Australia’s long-term relationships with our nearest neighbours have been vital to driving forward COVID-19 vaccinations across our region.
The Therapeutic Goods Administration (TGA), part of the Australian Government Department of Health, is Australia’s regulator of medicines, medical devices, vaccines, sunscreens, complementary medicines, blood and blood products and is providing key support to some of our neighbouring countries in their COVID-19 vaccination rollout.
The TGA has been working with the Department of Foreign Affairs and Trade (DFAT) for several years on supporting neighbouring countries to strengthen regulatory systems and practices as well as to promote regional collaboration.
The relationships forged during this period have proved crucial during the pandemic.

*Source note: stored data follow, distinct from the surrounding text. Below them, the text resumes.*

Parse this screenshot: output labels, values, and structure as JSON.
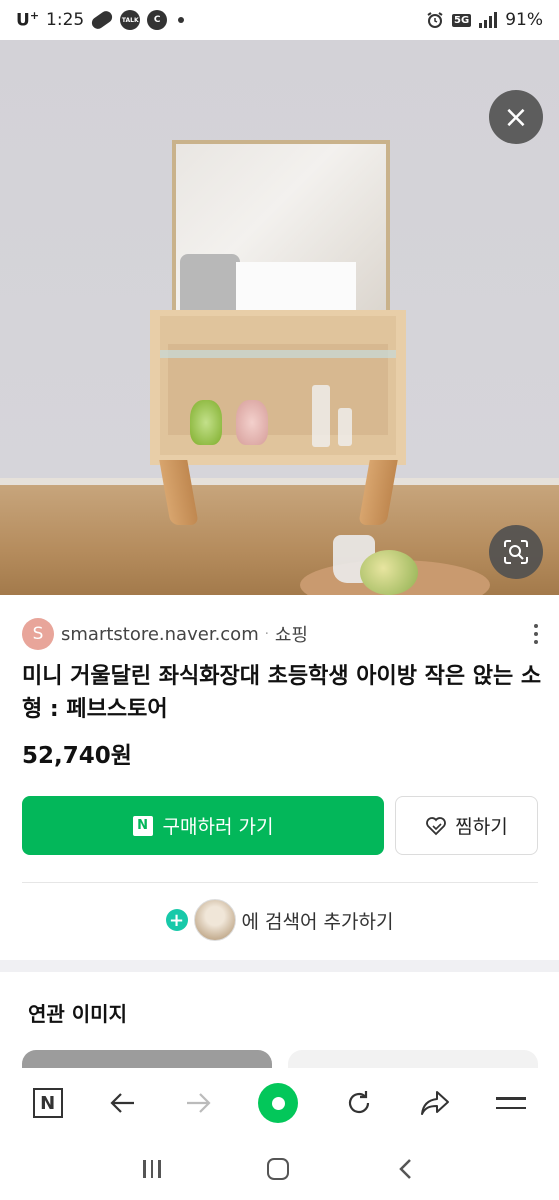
{
  "status_bar": {
    "carrier": "U",
    "carrier_sup": "+",
    "time": "1:25",
    "talk_label": "TALK",
    "c_label": "C",
    "network": "5G",
    "battery": "91%"
  },
  "hero": {
    "close_icon": "×"
  },
  "result": {
    "source_initial": "S",
    "source_domain": "smartstore.naver.com",
    "source_separator": "·",
    "source_category": "쇼핑",
    "title": "미니 거울달린 좌식화장대 초등학생 아이방 작은 앉는 소형 : 페브스토어",
    "price": "52,740원",
    "buy_button_badge": "N",
    "buy_button_label": "구매하러 가기",
    "wish_button_label": "찜하기",
    "add_search_label": "에 검색어 추가하기",
    "add_search_plus": "+"
  },
  "related": {
    "title": "연관 이미지"
  },
  "toolbar": {
    "n_label": "N",
    "back_icon": "←",
    "forward_icon": "→",
    "refresh_icon": "↻",
    "share_icon": "➦"
  },
  "sysnav": {
    "back_icon": "‹"
  },
  "colors": {
    "accent_green": "#03b75a",
    "plus_teal": "#17c9a9"
  }
}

Adjunct Professor John Skerritt, the Head of the TGA, explained that there is a special relationship between Australia and countries in the Indo-Pacific region. This relationship is built on respect and a mutual understanding that the political, economic and social systems are different throughout the region. As well as respecting these differences, we should also celebrate them.
“There's a degree of understanding of each other’s systems, facilities, resources, and it enables us to be realistic,” Prof Skerritt said.
The support provided by the TGA is broad
“Our job is to look at the safety of products, look at [their] efficacy, whether they work and also how well they're manufactured to a consistent quality, and that work doesn't stop when a product is approved,” Prof Skerritt said.
“It also continues for the whole lifecycle of when a product is available to people and even actually years after a product stops being available.”
But approving a medicine or vaccine in Australia doesn’t mean it will be approved overseas.
“It's a country’s sovereign decision whether or not they approve a product and also how they deploy the product,” Prof Skerritt said.
“Our role is to be as open as possible and share what information and knowledge we have. But to recognise that we're not there to tell them what to do. It's for them to make the final decision of how they want to proceed with a particular product.”
Prof Skerritt said an important part of encouraging people to make appropriate decisions about medicines and vaccines is to be transparent.
“There's not a single medicine or vaccine that's ever been developed, nor do I expect ever will be, that is 100 per cent free of adverse events,” Prof Skerritt said.
“The important thing is to have information about what we do know and don't know. And to also remind people of the risks of not being vaccinated… The message is for these vaccines, that the benefits are significantly greater than their risks.”
Trust takes time to build
When cases of COVID-19 in Papua New Guinea started to rise in early 2021, Australia was asked to help and the TGA has become a large part of Australia’s response.
Mr Wiseman, who leads the collaborative program, said the TGA representatives were able to have a very clear and open conversation with PNG officials about making decisions on the immunisation program, going far beyond the vaccinations themselves.
“It was really built on the fact that there was trust already developed on both sides and understanding of each other’s systems, the relationships that we had with the people there,” Mr Wiseman said.
“We were able to work very closely. And because we have been working with them for a little while we understand their systems, what they need, they understand us and what we can provide.”
Work put into the relationships over time has proved invaluable.
“Trust, as in any relationship takes time to build, it takes an openness,” Mr Wiseman said.